The clutch rattle on the Pro is due to the narrow, straight cut primary gears. Most motors have a wide primary gear and more so still, have a helical cut gear train which is generally very quiet. There is no fix for the gear rattle, just have to live with it.

Bye, PeterB.

I think Peter's got it.

I'll try to do a quick-and-dirty, overslimplified technical answer as to gear design and function:

There are basically two patterns in gear profiles, helical and straight-cut, and each has it's positive and negative points. Design Engineers will choose the pattern according to the gear's proposed use.

Helical profile: nice and quiet (used a lot in various street bikes) as there is more than one tooth engaged with the corresponding gear it works with. If you look closely at engaged helical gears, you'll notice that in addition to the primary tooth contacting the corresponding gear tooth it works with, the teeth on either side of the primary tooth are partially contacting the teeth of the gears on either side of the corresponding gear tooth.

The negative aspects of helical gears is that there is a lot of friction involved due, in part, to more surface area in contact. Another very big power robber is that the gear sets are always trying force each other apart sideways (they are like opposing screw drives, and exert a lot of side force) and the shaft bearings have to deal with a lot of pressure in two directions, up and down and left and right.

Straight-cut profile: Good for transfering motion/energy with minumum power loss, but due to primarily one tooth at a time in contact (there is some secondary tooth contact) they can be noisey. As there is little side force, frictional losses are at a minumum and shaft bearings deal with mainly uni-directional pressures.

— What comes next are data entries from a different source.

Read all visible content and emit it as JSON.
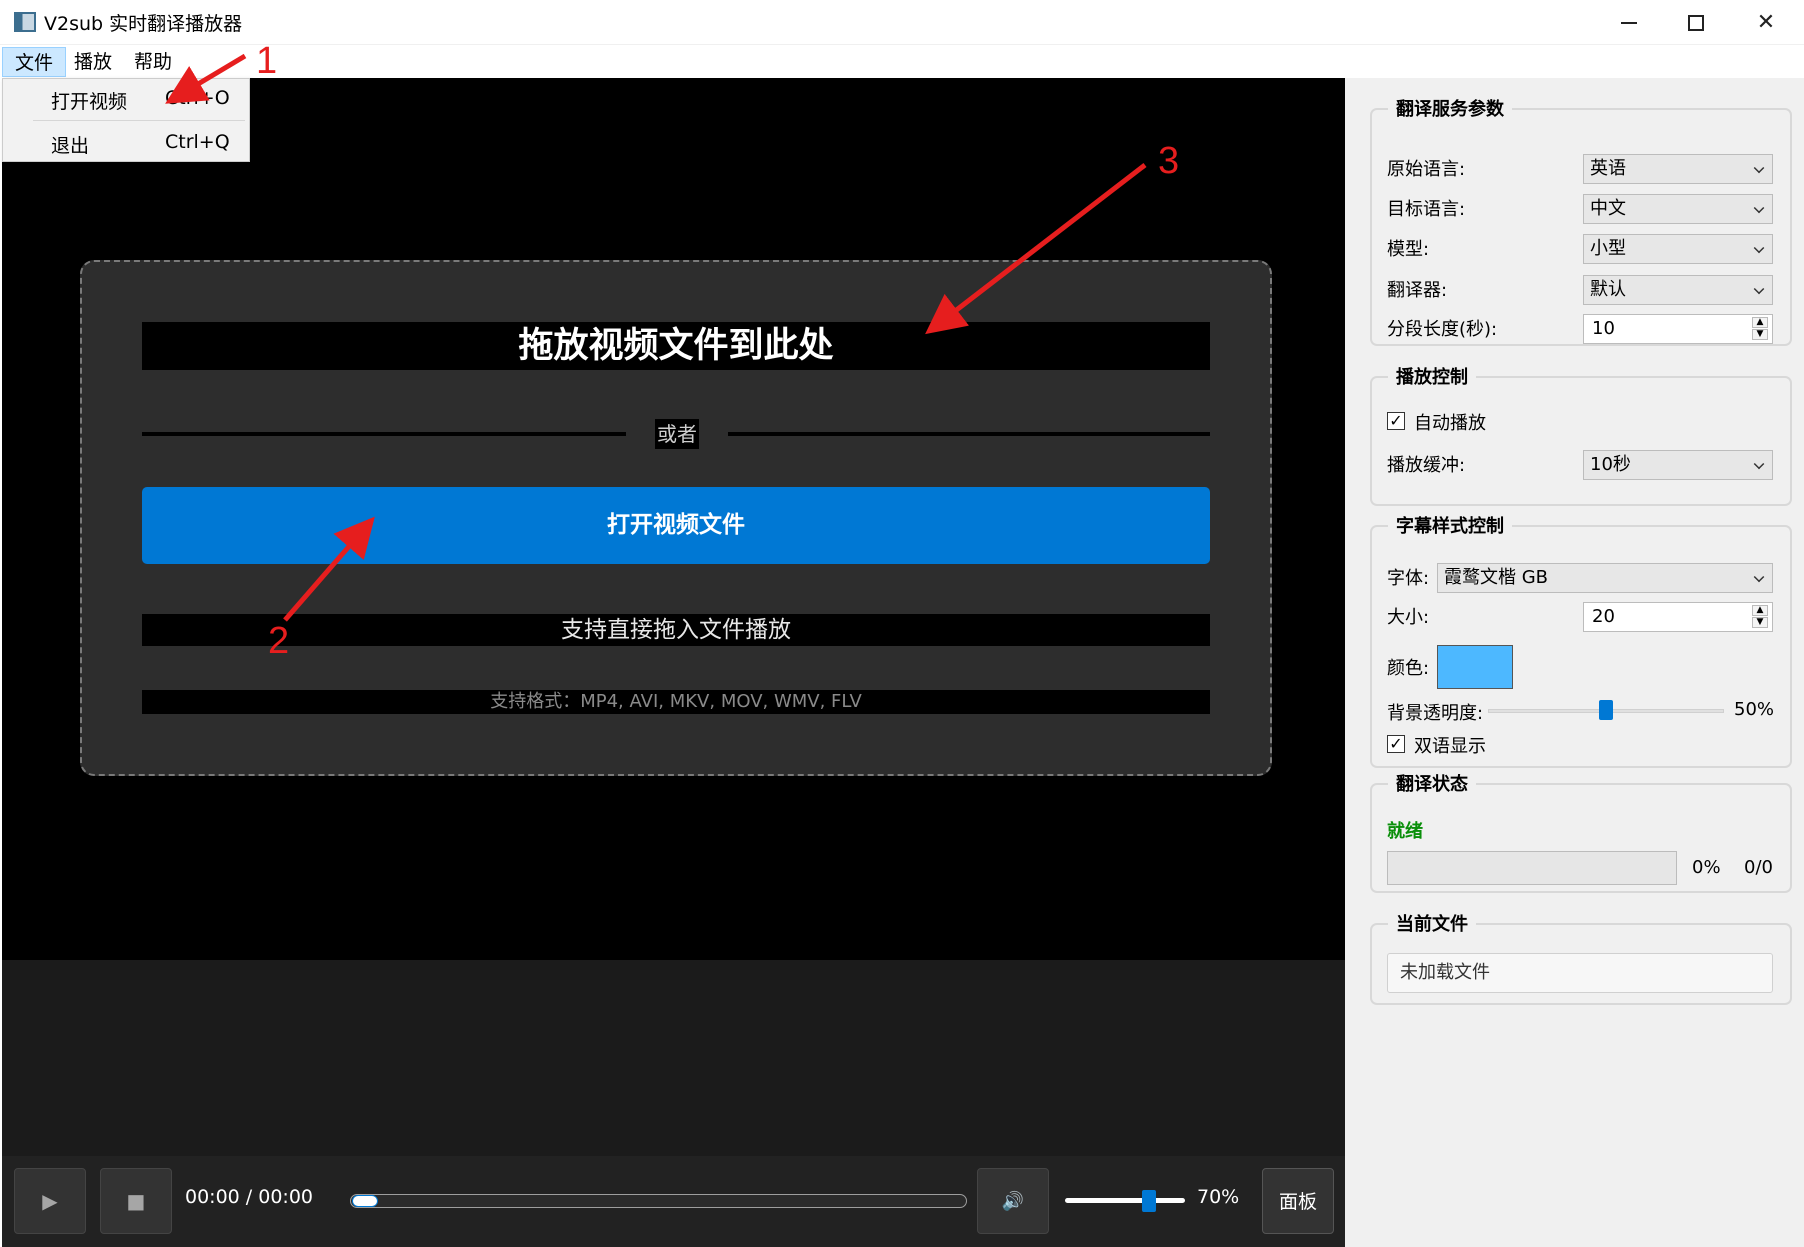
{
  "window": {
    "title": "V2sub 实时翻译播放器",
    "minimize_icon": "minimize-icon",
    "maximize_icon": "maximize-icon",
    "close_glyph": "✕"
  },
  "menubar": {
    "items": [
      {
        "label": "文件",
        "active": true
      },
      {
        "label": "播放",
        "active": false
      },
      {
        "label": "帮助",
        "active": false
      }
    ]
  },
  "file_menu": {
    "items": [
      {
        "label": "打开视频",
        "shortcut": "Ctrl+O"
      },
      {
        "label": "退出",
        "shortcut": "Ctrl+Q"
      }
    ]
  },
  "dropzone": {
    "title": "拖放视频文件到此处",
    "or_text": "或者",
    "open_button": "打开视频文件",
    "hint": "支持直接拖入文件播放",
    "formats": "支持格式：MP4, AVI, MKV, MOV, WMV, FLV"
  },
  "controls": {
    "play_icon": "▶",
    "stop_icon": "■",
    "time": "00:00 / 00:00",
    "progress": 0.0,
    "volume_icon": "🔊",
    "volume": 0.7,
    "volume_label": "70%",
    "panel_button": "面板"
  },
  "translation_params": {
    "title": "翻译服务参数",
    "source_language": {
      "label": "原始语言:",
      "value": "英语"
    },
    "target_language": {
      "label": "目标语言:",
      "value": "中文"
    },
    "model": {
      "label": "模型:",
      "value": "小型"
    },
    "translator": {
      "label": "翻译器:",
      "value": "默认"
    },
    "segment_length": {
      "label": "分段长度(秒):",
      "value": "10"
    }
  },
  "playback": {
    "title": "播放控制",
    "autoplay": {
      "label": "自动播放",
      "checked": true
    },
    "buffer": {
      "label": "播放缓冲:",
      "value": "10秒"
    }
  },
  "subtitle_style": {
    "title": "字幕样式控制",
    "font": {
      "label": "字体:",
      "value": "霞鹜文楷 GB"
    },
    "size": {
      "label": "大小:",
      "value": "20"
    },
    "color": {
      "label": "颜色:",
      "value": "#4db8ff"
    },
    "bg_opacity": {
      "label": "背景透明度:",
      "value": 0.5,
      "display": "50%"
    },
    "bilingual": {
      "label": "双语显示",
      "checked": true
    }
  },
  "status": {
    "title": "翻译状态",
    "state": "就绪",
    "percent": "0%",
    "count": "0/0"
  },
  "current_file": {
    "title": "当前文件",
    "value": "未加载文件"
  },
  "annotations": {
    "labels": [
      "1",
      "2",
      "3"
    ],
    "color": "#e61e1e"
  },
  "colors": {
    "accent": "#0078d4",
    "video_bg": "#000000",
    "dropzone_bg": "#2d2d2d",
    "panel_bg": "#f0f0f0",
    "ready_green": "#0a8f0a"
  }
}
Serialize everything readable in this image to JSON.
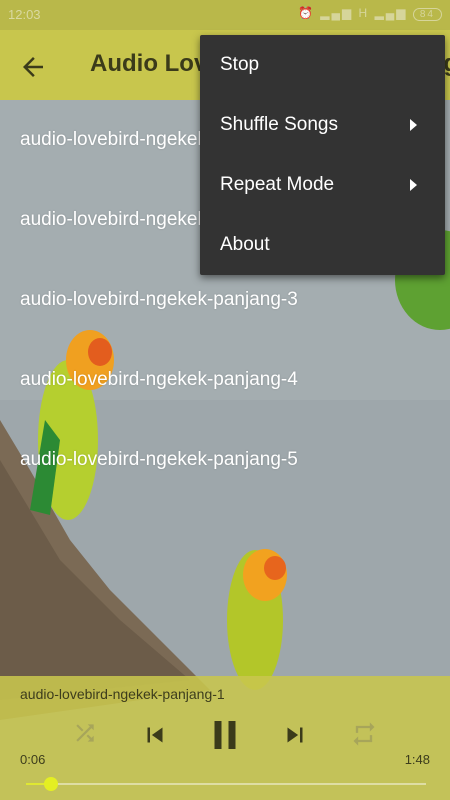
{
  "status_bar": {
    "time": "12:03",
    "signal": "H",
    "battery": "84"
  },
  "app_bar": {
    "title": "Audio Lovebird Ngekek Panjang"
  },
  "playlist": [
    "audio-lovebird-ngekek-panjang-1",
    "audio-lovebird-ngekek-panjang-2",
    "audio-lovebird-ngekek-panjang-3",
    "audio-lovebird-ngekek-panjang-4",
    "audio-lovebird-ngekek-panjang-5"
  ],
  "menu": {
    "stop": "Stop",
    "shuffle": "Shuffle Songs",
    "repeat": "Repeat Mode",
    "about": "About"
  },
  "player": {
    "track": "audio-lovebird-ngekek-panjang-1",
    "current_time": "0:06",
    "total_time": "1:48",
    "progress": 0.063
  },
  "colors": {
    "accent": "#c8c64d",
    "menu_bg": "#333333",
    "seek": "#e4ef22"
  }
}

The main reason the gears seem louder at idle (besides the exhaust audio pulses reduced) is that the crankshaft is not rotating at a constant rate. With the negative pressure on the crank pin (BTDC) caused by the piston compressing the fuel/air mixture, the crank is momentarially slowed down. With combustion pressure exerting positive force on the crank pin (ATDC), the crank is sped up. So you have the opposing pressures forcing the engaged teeth back and forth against each other, and at idle the pulses are farther apart (low RPM), which exacerbates the rattle.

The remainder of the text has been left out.